I reply in kind, or with the more formal “tēnā koe”, then ask “pēhea ana?” the short version of “kei te pēhea a koe?” or “e pēhea ana koe?” (how are you?).
That’s usually the end of the conversation. Sometimes it gets beyond “kei te haere koe ki hea? (Where are you going), but not often. Conservative commentators’ and politicians’ fears that Aotearoa is about to be overwhelmed by reo Māori seem unfounded. I believe the reverse is true - that despite many attempts at revitalisation, te reo remains in peril.
We’ve been told reo Māori is in jeopardy since the 1970s. As recently as 2020, a mathematical model seemed to show its use was on a downward path.
One of the study’s authors, the University of Canterbury’s Dr Michael Plank, came to the unsurprising conclusion that language loss could be reversed by “investing in resources, investing teachers, schools and iwi to run their own language revitalisation programmes”.
I went to one of those schools, AUT University. They had night classes that fitted in with my work at the time, subediting for Fairfax Media.
Why did I want to learn reo Māori, despite being a Pākehā?
First, my great-grandfather Cornelius Mahoney, a complex character, emigrated from Australia to New Zealand in 1879 and went straight to a pre-arranged teaching position at Riverton School.
After spending a decade-plus moving about Otago, he became headmaster at Hiruhārama (Jerusalem) in Manawatū, then at Rūātoki in the Eastern Bay of Plenty, in the heart of Ngāi Tūhoe rohe. During those years he became fluent in reo Māori.
Little is known about his time at Hiruhārama. Historian Monty Soutar says he is remembered only as a “stern disciplinarian” - not very reassuring given that harsh treatment was the norm.
My mother recalls being introduced to Guide Rangi, who had been a student teacher at Rūātoki, at a function in Rotorua during World War II. She gave Mum a pitying look. “You’re not married to Cornelius Mahoney’s grandson, are you? He was a terrible man,” she said.
He doesn’t appear in Judith Binney’s Mihaia, despite having been a friend of Rua Kēnana’s, according to family lore. He was frequently drunk and died young. His binges were legendary, and according to family mythology, he was often cared for by Māori whānau.
But he was also sufficiently respected for the names of four of his sons, three of whom were killed during World War I, to be inscribed on the Tūhoe Roll of Honour at Rewarewa Marae, Ruātoki.
So if my great-grandfather could speak the first language of my country, why couldn’t I, I started asking myself?
Through his model I could see it was possible for Pākeha and Māori to co-exist without domination by one culture and that at least part of the Treaty of Waitangi could be upheld.
I could also see that Māori had taken massive steps - sometimes under duress - to accommodate Pākehā, including learning English.
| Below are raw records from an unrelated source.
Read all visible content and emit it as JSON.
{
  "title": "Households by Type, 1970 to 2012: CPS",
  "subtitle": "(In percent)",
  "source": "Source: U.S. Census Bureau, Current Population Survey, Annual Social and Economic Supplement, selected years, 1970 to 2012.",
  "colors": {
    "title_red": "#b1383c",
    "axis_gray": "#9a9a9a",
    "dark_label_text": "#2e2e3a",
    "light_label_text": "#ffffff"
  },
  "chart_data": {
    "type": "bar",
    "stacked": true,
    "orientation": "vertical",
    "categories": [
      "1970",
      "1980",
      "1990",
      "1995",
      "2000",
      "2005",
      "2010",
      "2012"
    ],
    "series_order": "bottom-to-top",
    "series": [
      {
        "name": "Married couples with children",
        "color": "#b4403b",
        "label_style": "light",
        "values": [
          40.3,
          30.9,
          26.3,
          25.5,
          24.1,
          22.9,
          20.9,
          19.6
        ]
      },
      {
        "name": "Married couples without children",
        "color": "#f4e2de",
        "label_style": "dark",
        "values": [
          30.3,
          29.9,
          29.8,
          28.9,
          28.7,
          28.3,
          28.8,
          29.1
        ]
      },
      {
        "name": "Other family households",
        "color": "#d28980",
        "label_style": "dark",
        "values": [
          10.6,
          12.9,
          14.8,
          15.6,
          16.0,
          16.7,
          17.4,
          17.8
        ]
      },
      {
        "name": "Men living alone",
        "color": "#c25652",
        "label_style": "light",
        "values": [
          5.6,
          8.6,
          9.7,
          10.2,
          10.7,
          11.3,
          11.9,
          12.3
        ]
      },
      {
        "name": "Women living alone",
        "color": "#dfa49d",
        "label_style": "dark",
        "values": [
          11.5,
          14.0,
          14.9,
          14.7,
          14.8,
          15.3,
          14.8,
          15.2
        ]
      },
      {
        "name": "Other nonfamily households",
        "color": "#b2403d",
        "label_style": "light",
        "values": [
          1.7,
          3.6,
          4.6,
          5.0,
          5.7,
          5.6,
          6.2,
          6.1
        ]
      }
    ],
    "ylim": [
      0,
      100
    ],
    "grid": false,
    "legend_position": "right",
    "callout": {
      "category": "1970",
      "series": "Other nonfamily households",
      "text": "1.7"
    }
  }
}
Yet there had been little movement the other way.
I wanted to know what place names meant. I wanted to be able to enjoy reo Māori’s poetry, to understand the culture of my country and some of its history. Most of all, for a long time I had wondered why so many Kiwis seemed to think we are part of the United Kingdom, when we so obviously sit in a corner of the Polynesian triangle.
I had told people I was going to study reo Māori for years but never got around to it.
In 2010, another academic paper suggested reo Māori was on the road to extinction. Why would people lament the extinction of animals and plants, yet allow a language and culture to die? That spurred me to make a contribution to te reo’s survival - however small.
I turned up at AUT’s Ngā Wai o Horotiu marae on a Monday evening for my first free night class, full of self-doubt and fear of failure. I positioned myself close to the door of the wharenui so, if I proved incapable of learning aged 60, I had an easy escape route.
For my first few weeks I remained anxious as I struggled with pronunciation, tenses, vocabulary and the complexities of another way of viewing the world, which seemed far more closely aligned to human relationships than the English outlook. With me, with you, over there (tēnei, tēnā, tērā) had to be absorbed quickly. I was obviously miles behind some Māori classmates, who’d had earlier contact with the language through whānau or Kōhanga Reo.
Me, you, he/she/it (ahau/au, koe, ia), We two, we two but not you, you two, those two (taua, maua, korua, raua) and the similar pronouns for three or more (tatou, matou, koutou, ratou) drove some away. By contrast I was relieved that I finally had a textbook table I could refer to.
But if I had thought pronouns were difficult, possessive pronouns were truly mind-blowing.
Possession comes in two classes in reo (and other Polynesian languages), “a” and “o”.
For instance tākū and tōku, both meaning “mine”, are applied to either those people and things you have power over or those that control you - tōkū tuakana (elder brother), tāku teina (younger brother).
Pupils have to learn which class people and objects fall in. Deciding quickly whether tō matau or tā matau (ours but not yours) applies, or whether to use ō matau or ā matau (for possession of plural objects) takes time and dedication.
Animals, for instance, are in the “a” class and “my cats” is “āku ngeru” but modes of transport are in the “o” class so it’s “ōku hoihoi” (my horses).
At one noho marae (a weekend of learning on a marae) one of my classmates imploded when I explained that the possessive form of a verb was also the imperative. “How can that work?” he asked. “Really well. Try it. You can tell by sentence structure and context.” But he obviously didn’t believe me - and didn’t last.
Miraculously, I finished my first semester with an A-plus.
“Nā te hekenga werawera, ā, nā te whakapeto ngoi, i ako ai te reo Māori,” announced my third-year kaiako (teacher), the formidable Dean Mahuta. It translates roughly as: “Reo Māori is learned through sweat and exhaustion.”
He wasn’t wrong. His class was one of the most challenging experiences of my life - and among the most rewarding. A second-year kaiawhina (assistant) told me she had felt foolish and inadequate throughout the third-year Te Māhuri course. Now I understood.
Towards the end of that year, my grades fell off. I had met (and was living with) a woman I would soon marry. I was working hard at Fairfax and those distractions, combined with the massive demands of the course (six hours of tutorials per week and piles of homework), meant I only scraped by at the end of the year.
I was nevertheless extremely proud to have completed and passed such a challenging course. I could hold relatively long conversations in te reo, understood far more about the world I lived in and could look at the islands of Tīkapa Moana and understand their names and some of the history that goes with them. I hadn’t completed the prescribed 4000-word essay in reo Māori but had produced more than 2000 words.
I had been a lazy, unengaged pupil at school and a university dropout, yet I had stuck to this course and completed it.
Part of that was down to being an adult, the rest to the quality of teaching. I found a co-operative group approach much more satisfying than sitting in a class or lecture room, listening to one person. And I met some great people along to way.
Most of all, I have never felt so supported. My gratitude to Whaea Maaki Howard, Whaea Erana Foster and Matua Dean for their kindness, patience and incredible knowledge.
You won’t learn reo Māori (or any other language) without plenty of work. But it can be a lot of fun.
For Pākehā, the death of reo Māori would be an observed tragedy, for Māori a lived tragedy. But Pākehā can play some small part in averting that tragic outcome. I hope I have made my contribution.